Found A Couple Of Profitable Coins Today …

I’ve not been behind the bar so much recently so the number of interesting coins passing through my hands has dropped suddenly and that’s why I was so pleased with what I found in my change today.

I handed over a fiver and was pleased that among the group of coins in my change were two very notable coins that I am confident will be worth significantly more than face value.

First is an example of the 2002 Manchester Commonwealth Games £2 coin featuring the Scottish flag. Each of these £2 coins bears the flag of one of the four countries of the United Kingdom. In total, about 2.5 million of these £2 coins were released into circulation, making this one of the least common coins in circulation, but this number was subdivided into the four constituent Home Nations:

England Flag: 650,500 coins; Wales Flag: 588,500, Northern Ireland: 485,500 and Scotland Flag: 771,750.

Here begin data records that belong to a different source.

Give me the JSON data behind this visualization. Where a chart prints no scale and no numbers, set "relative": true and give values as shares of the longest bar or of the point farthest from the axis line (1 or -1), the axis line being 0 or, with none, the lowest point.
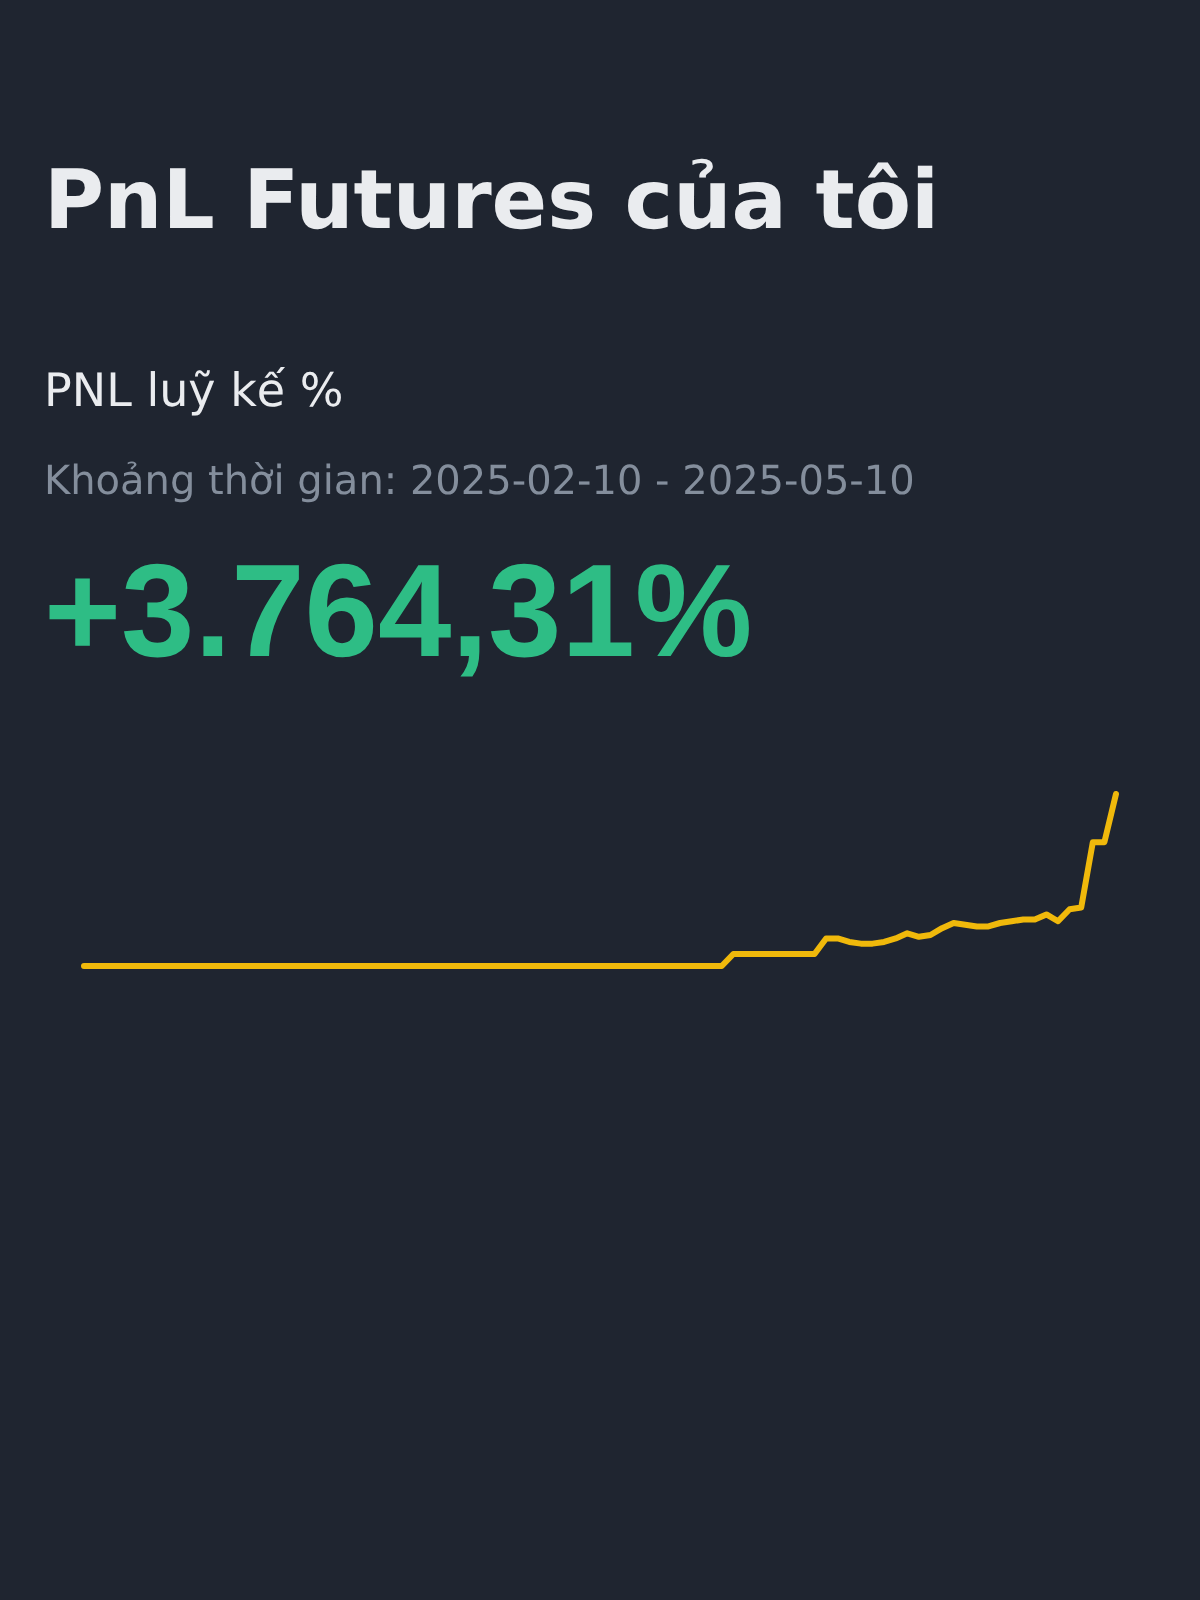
{
  "chart_data": {
    "type": "line",
    "title": "PnL Futures của tôi",
    "subtitle": "PNL luỹ kế %",
    "annotations": [
      "Khoảng thời gian: 2025-02-10 - 2025-05-10",
      "+3.764,31%"
    ],
    "relative": true,
    "categories": [
      null,
      null,
      null,
      null,
      null,
      null,
      null,
      null,
      null,
      null,
      null,
      null,
      null,
      null,
      null,
      null,
      null,
      null,
      null,
      null,
      null,
      null,
      null,
      null,
      null,
      null,
      null,
      null,
      null,
      null,
      null,
      null,
      null,
      null,
      null,
      null,
      null,
      null,
      null,
      null,
      null,
      null,
      null,
      null,
      null,
      null,
      null,
      null,
      null,
      null,
      null,
      null,
      null,
      null,
      null,
      null,
      null,
      null,
      null,
      null,
      null,
      null,
      null,
      null,
      null,
      null,
      null,
      null,
      null,
      null,
      null,
      null,
      null,
      null,
      null,
      null,
      null,
      null,
      null,
      null,
      null,
      null,
      null,
      null,
      null,
      null,
      null,
      null,
      null,
      null
    ],
    "series": [
      {
        "color": "#f0b90b",
        "values": [
          0,
          0,
          0,
          0,
          0,
          0,
          0,
          0,
          0,
          0,
          0,
          0,
          0,
          0,
          0,
          0,
          0,
          0,
          0,
          0,
          0,
          0,
          0,
          0,
          0,
          0,
          0,
          0,
          0,
          0,
          0,
          0,
          0,
          0,
          0,
          0,
          0,
          0,
          0,
          0,
          0,
          0,
          0,
          0,
          0,
          0,
          0,
          0,
          0,
          0,
          0,
          0,
          0,
          0,
          0,
          0,
          0.07,
          0.07,
          0.07,
          0.07,
          0.07,
          0.07,
          0.07,
          0.07,
          0.16,
          0.16,
          0.14,
          0.13,
          0.13,
          0.14,
          0.16,
          0.19,
          0.17,
          0.18,
          0.22,
          0.25,
          0.24,
          0.23,
          0.23,
          0.25,
          0.26,
          0.27,
          0.27,
          0.3,
          0.26,
          0.33,
          0.34,
          0.72,
          0.72,
          1
        ]
      }
    ]
  }
}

This created a group of four coins with less than a million of each issued, ensuring these immediately became a focus for collectors.

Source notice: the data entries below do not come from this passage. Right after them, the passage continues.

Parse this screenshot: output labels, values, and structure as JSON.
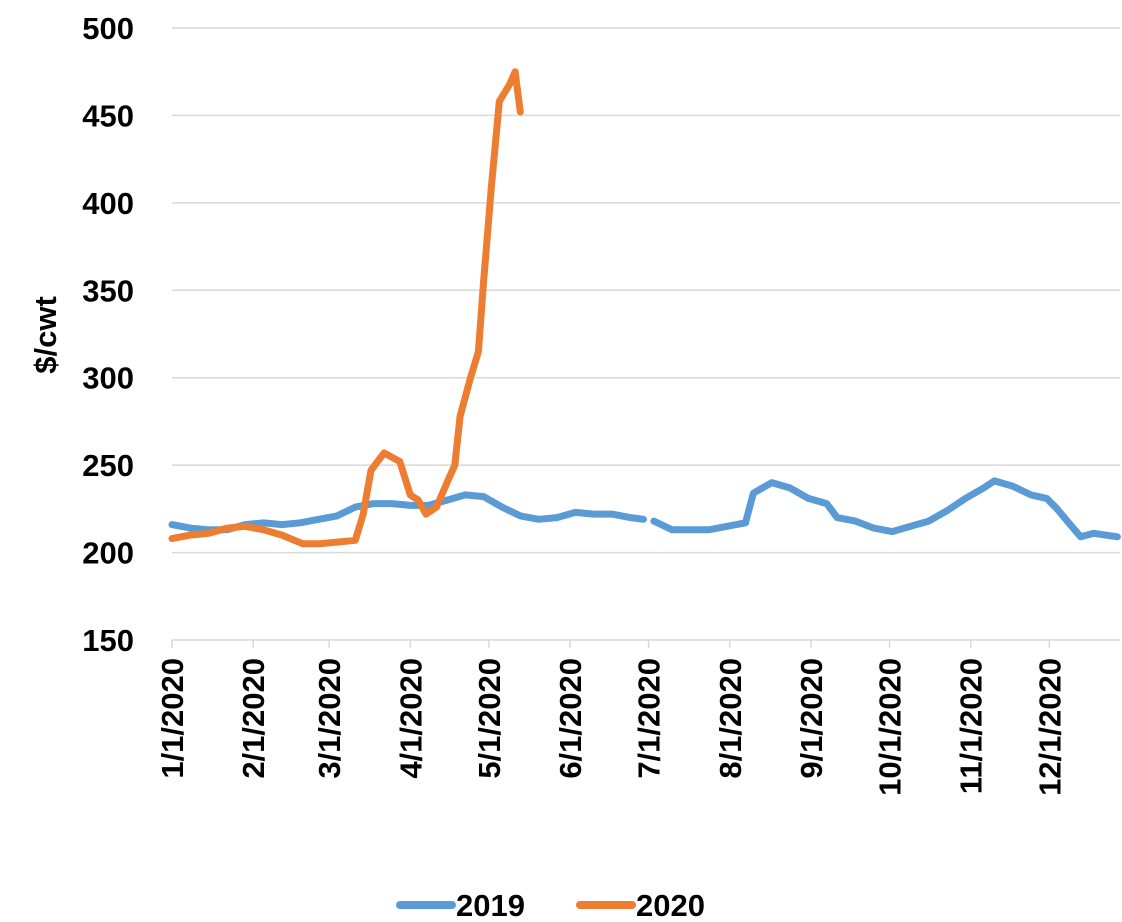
{
  "chart_data": {
    "type": "line",
    "y_label": "$/cwt",
    "xlim": [
      "1/1/2020",
      "12/28/2020"
    ],
    "xticks": [
      "1/1/2020",
      "2/1/2020",
      "3/1/2020",
      "4/1/2020",
      "5/1/2020",
      "6/1/2020",
      "7/1/2020",
      "8/1/2020",
      "9/1/2020",
      "10/1/2020",
      "11/1/2020",
      "12/1/2020"
    ],
    "ylim": [
      150,
      500
    ],
    "yticks": [
      150,
      200,
      250,
      300,
      350,
      400,
      450,
      500
    ],
    "grid": true,
    "legend": "bottom",
    "series": [
      {
        "name": "2019",
        "color": "#5b9bd5",
        "x": [
          "1/1/2020",
          "1/8/2020",
          "1/15/2020",
          "1/22/2020",
          "1/29/2020",
          "2/5/2020",
          "2/12/2020",
          "2/19/2020",
          "2/26/2020",
          "3/4/2020",
          "3/11/2020",
          "3/18/2020",
          "3/25/2020",
          "4/1/2020",
          "4/8/2020",
          "4/15/2020",
          "4/22/2020",
          "4/29/2020",
          "5/6/2020",
          "5/13/2020",
          "5/20/2020",
          "5/27/2020",
          "6/3/2020",
          "6/10/2020",
          "6/17/2020",
          "6/24/2020",
          "6/29/2020",
          "7/1/2020",
          "7/3/2020",
          "7/10/2020",
          "7/17/2020",
          "7/24/2020",
          "7/31/2020",
          "8/7/2020",
          "8/10/2020",
          "8/17/2020",
          "8/24/2020",
          "8/31/2020",
          "9/7/2020",
          "9/11/2020",
          "9/18/2020",
          "9/25/2020",
          "10/2/2020",
          "10/9/2020",
          "10/16/2020",
          "10/23/2020",
          "10/30/2020",
          "11/6/2020",
          "11/10/2020",
          "11/17/2020",
          "11/24/2020",
          "11/30/2020",
          "12/4/2020",
          "12/9/2020",
          "12/13/2020",
          "12/18/2020",
          "12/27/2020"
        ],
        "values": [
          216,
          214,
          213,
          213,
          216,
          217,
          216,
          217,
          219,
          221,
          226,
          228,
          228,
          227,
          227,
          230,
          233,
          232,
          226,
          221,
          219,
          220,
          223,
          222,
          222,
          220,
          219,
          null,
          218,
          213,
          213,
          213,
          215,
          217,
          234,
          240,
          237,
          231,
          228,
          220,
          218,
          214,
          212,
          215,
          218,
          224,
          231,
          237,
          241,
          238,
          233,
          231,
          225,
          216,
          209,
          211,
          209
        ]
      },
      {
        "name": "2020",
        "color": "#ed7d31",
        "x": [
          "1/1/2020",
          "1/8/2020",
          "1/15/2020",
          "1/22/2020",
          "1/29/2020",
          "2/5/2020",
          "2/12/2020",
          "2/20/2020",
          "2/26/2020",
          "3/4/2020",
          "3/11/2020",
          "3/14/2020",
          "3/17/2020",
          "3/22/2020",
          "3/28/2020",
          "4/1/2020",
          "4/4/2020",
          "4/7/2020",
          "4/11/2020",
          "4/15/2020",
          "4/18/2020",
          "4/20/2020",
          "4/24/2020",
          "4/27/2020",
          "4/29/2020",
          "5/2/2020",
          "5/5/2020",
          "5/9/2020",
          "5/11/2020",
          "5/13/2020"
        ],
        "values": [
          208,
          210,
          211,
          214,
          215,
          213,
          210,
          205,
          205,
          206,
          207,
          222,
          247,
          257,
          252,
          233,
          230,
          222,
          226,
          240,
          250,
          278,
          300,
          315,
          355,
          410,
          458,
          468,
          475,
          452
        ]
      }
    ]
  }
}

2002 Manchester Commonwealth Games £2 Coin: Scotland Flag
Scottish version of the 2002 Manchester Commonwealth Games £2 Coin

Over the past couple of years I found several of these as they were handed across the bar and was able to auction these for more than their face value:

The first I found bore the Welsh flag and I sold it to a man in Cambridgeshire in January 2013 for £2.70.

Then in March of that year I found another Welsh example and sold this for three pounds to a woman in Cardiff.

A month later this was followed by an example bearing the English Flag which went to a woman in Essex for £3.07 and a Scottish version which went to Germany for £2.70.

Next, in July 2013, a further example with an England flag sold to a man in Surrey for £4.45, while another buyer in England’s North-east snapped up a second example I’d found with a George Cross when this was offered for £4.25 as a second chance as he’d narrowly lost in the auction.

Later, in October 2013, a man from Oxfordshire bought another “Scottish” example I had for £2.70 followed by a buyer in Yorkshire who paid £4.30 for a Welsh variety in November.

The year ended with the sale of an English example to a buyer in Tyne and Wear for £3.70 and, finally, a previous Scottish example sold to a man in Berkshire for £3.80 in June 2014.

So I have reason to be confident the first Manchester Games £2 coin I have seen in almost a year will sell for more than face value.

Similarly, my track record of selling coins from the Isle of Man makes me confident the second coin of note I found in my change that day will also sell for a profit.

It is a distinctive 1999 example of the island’s Manx Rally 20 pence coin. This series of coins bears dramatic images of vehicles taking part in one of the motor races for which the island has become famous.

As these were released for use on the Isle of Man itself (although they are legal tender in the est of the UK) these were produced in far smaller quantities than those released for use in the UK as a whole. While the 73.5 million 20p coins released by the Royal Mint for use in the UK was one of the smallest runs of recent years, the Pobjoy Mint in Essex produced only a few thousand copies of this coin for the Isle of Man.

A Subaru Impreza holds off the Ford Cosworth's challenge.
A Subaru Impreza holds off the Ford Cosworth’s challenge.

In addition to their relative scarcity, I found another reason why some coins issued by the Isle of Man were sought after; in April 2013 I sold a 20p coin with a combine harvester to a farmer near Swansea for ten times its face value, another 20p which featured a monk illuminating a text which went for five times face value and another with a historic clock for six times.

Further internet research revealed that the cars shown on the coin I found recently were a Subaru Impreza ahead of a Ford Escort Cosworth on a bend in the course of the Manx Rally. Next was a check on eBay to see what examples of this coin had sold for and I was impressed to see those sold using the collectable coin categories I normally use sold for between 10 and 50 times their face value but that those offered directly to enthusiasts of the two car makes featured can sell for significantly more.

To add to my anticipation, I was pleased this week when eBay made another of its occasional offers of 100 free listings so I will immediately have the chance to test my confidence that these two latest coins I have acquired can be sold for a swift profit.